Soudans : Salva Kiir, stratège sur le fil du rasoir
En visite en Chine, le président du Soudan du Sud Salva Kiir a rappelé à Pékin combien l’entente entre Khartoum et Djouba était nécessaire à la République populaire. Mais celle-ci est-elle réellement prête à s’investir ?
Quel président oserait quitter son pays alors que les Antonov d’un État voisin bombardent son territoire ? Salva Kiir Mayardit l’a fait, le 23 avril, pour une visite en Chine censée durer cinq jours. Folie ? Inconscience ? Certainement pas. Âgé de 60 ans, vétéran de la première guerre civile du Soudan, stratège militaire réputé pour son honnêteté et sa droiture, ancien chef d’état-major de l’Armée de libération des peuples du Soudan (SPLA), le président du plus jeune État africain a beau avoir été catapulté à ce poste un peu malgré lui à la suite de l’accident qui coûta la vie à John Garang en 2005, il sait ce qu’il fait.

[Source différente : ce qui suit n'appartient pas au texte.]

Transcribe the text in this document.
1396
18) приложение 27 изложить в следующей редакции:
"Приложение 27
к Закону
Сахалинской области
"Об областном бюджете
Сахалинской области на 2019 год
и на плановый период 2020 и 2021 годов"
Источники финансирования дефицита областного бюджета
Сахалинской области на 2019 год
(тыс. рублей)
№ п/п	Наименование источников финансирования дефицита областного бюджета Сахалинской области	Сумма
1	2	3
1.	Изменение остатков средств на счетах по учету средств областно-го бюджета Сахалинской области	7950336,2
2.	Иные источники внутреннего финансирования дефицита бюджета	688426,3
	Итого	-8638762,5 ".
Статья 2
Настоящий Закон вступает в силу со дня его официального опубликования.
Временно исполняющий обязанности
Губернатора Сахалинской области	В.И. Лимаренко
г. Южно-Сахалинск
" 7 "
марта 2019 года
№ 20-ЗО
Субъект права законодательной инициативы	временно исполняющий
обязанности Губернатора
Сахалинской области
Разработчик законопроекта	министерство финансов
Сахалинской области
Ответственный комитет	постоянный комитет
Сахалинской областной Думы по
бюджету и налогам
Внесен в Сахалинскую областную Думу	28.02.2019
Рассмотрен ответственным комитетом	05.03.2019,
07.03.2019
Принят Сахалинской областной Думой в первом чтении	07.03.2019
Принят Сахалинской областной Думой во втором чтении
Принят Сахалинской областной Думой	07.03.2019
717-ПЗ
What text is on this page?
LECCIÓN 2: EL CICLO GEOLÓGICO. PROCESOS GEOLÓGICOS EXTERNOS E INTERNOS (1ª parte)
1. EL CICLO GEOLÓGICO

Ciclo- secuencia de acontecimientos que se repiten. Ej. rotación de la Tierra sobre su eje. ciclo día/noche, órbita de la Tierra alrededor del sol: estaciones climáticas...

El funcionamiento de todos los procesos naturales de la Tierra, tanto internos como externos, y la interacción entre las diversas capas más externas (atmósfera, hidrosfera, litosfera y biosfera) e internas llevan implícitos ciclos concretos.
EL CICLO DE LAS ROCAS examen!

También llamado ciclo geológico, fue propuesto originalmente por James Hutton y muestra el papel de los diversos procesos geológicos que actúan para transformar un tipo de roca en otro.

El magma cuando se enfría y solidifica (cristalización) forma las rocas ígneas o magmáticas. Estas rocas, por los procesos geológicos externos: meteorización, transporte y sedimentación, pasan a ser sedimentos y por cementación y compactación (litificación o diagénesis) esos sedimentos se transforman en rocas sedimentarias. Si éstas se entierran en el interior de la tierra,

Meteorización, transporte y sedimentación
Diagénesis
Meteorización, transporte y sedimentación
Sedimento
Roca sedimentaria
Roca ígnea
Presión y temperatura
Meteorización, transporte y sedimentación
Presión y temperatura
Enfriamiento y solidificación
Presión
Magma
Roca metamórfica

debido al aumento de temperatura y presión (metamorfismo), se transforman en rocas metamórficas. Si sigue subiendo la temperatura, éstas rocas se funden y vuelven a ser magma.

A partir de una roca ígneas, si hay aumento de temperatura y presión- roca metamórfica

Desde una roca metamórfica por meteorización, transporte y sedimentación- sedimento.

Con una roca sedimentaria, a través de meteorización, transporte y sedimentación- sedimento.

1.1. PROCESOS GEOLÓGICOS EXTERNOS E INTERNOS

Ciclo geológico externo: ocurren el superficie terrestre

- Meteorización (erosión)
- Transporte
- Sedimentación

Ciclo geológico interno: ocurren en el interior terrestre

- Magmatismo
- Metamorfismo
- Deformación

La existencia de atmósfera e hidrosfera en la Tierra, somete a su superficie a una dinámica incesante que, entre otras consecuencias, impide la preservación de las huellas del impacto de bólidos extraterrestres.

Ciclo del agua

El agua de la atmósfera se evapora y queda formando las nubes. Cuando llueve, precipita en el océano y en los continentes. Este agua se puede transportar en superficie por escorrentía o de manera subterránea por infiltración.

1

Alors que Khartoum demeure diplomatiquement très isolé sur la scène internationale – le président Omar el-Béchir est sous le coup d’un mandat d’arrêt de la Cour pénale internationale (CPI) pour génocide au Darfour -, la République populaire de Chine reste son principal allié et partenaire commercial. En rencontrant le président Hu Jintao, Salva Kiir a rappelé de façon fort opportune que si les infrastructures pétrolières financées par la Chine se trouvent principalement au Soudan, le brut, lui, provient à 75 % du sous-sol sud-soudanais.
Ingérence
Traditionnellement rétive à toute ingérence en matière de politique étrangère, la République populaire se retrouve ainsi forcée de jouer les arbitres. Bien entendu, la rhétorique guerrière est toujours à l’ordre du jour. Si un diplomate en poste à Djouba voit en Salva Kiir « un véritable démocrate », il n’a échappé à personne que le discours de cet homme habituellement taiseux s’était considérablement durci, ces dernières semaines, alors que les deux Soudans s’affrontaient de part et d’autre de la frontière. Sous l’inamovible chapeau de feutre et le costume civil, Kiir reste un militaire, quoique poli par des années de pratique diplomatique et rompu aux négociations. À Hu Jintao, qui le recevait, il a déclaré que sa visite intervenait « à un moment critique pour la République du Soudan du Sud parce que [son] voisin de Khartoum a déclaré la guerre ». Une réponse à l’intention affichée par Omar el-Béchir « d’écraser les insectes » au pouvoir de l’autre côté de la frontière.
Alors que Khartoum et Djouba fournissent à Pékin environ 5 % de ses importations de pétrole, la Chine a tout intérêt à voir les deux ennemis s’entendre. Salva Kiir ne l’ignore pas et, sur place, il a obtenu plusieurs déclarations en faveur d’une solution négociée. « Le plus urgent est de prendre part activement aux efforts de médiation de la communauté internationale pour que cesse le conflit armé dans les zones frontalières », a affirmé Hu Jintao. Le porte-parole de la diplomatie chinoise, Liu Weimin, a pour sa part soutenu que « le pétrole est sur le plan économique la bouée de sauvetage commune du Soudan et du Soudan du Sud ».
Équilibriste
Ardent défenseur de l’indépendance de son pays, sans doute l’élégant Salva Kiir espérait-il un engagement plus ferme sur la construction d’un pipeline entre Djouba et Lamu (Kenya), qui permettrait au jeune État de s’affranchir des taxes exorbitantes exigées par Khartoum pour transporter le pétrole sud-soudanais jusqu’à la mer Rouge. Il a dû se contenter de l’annonce d’une tournée de « promotion des pourparlers de paix » du représentant spécial pour les affaires africaines, Zhong Jianhua, dans les deux nations. Rentré au pays plus tôt que prévu alors que les tensions restent vives le long de la frontière, Salva Kiir va devoir poursuivre son numéro d’équilibriste pour préserver une paix bien fragile.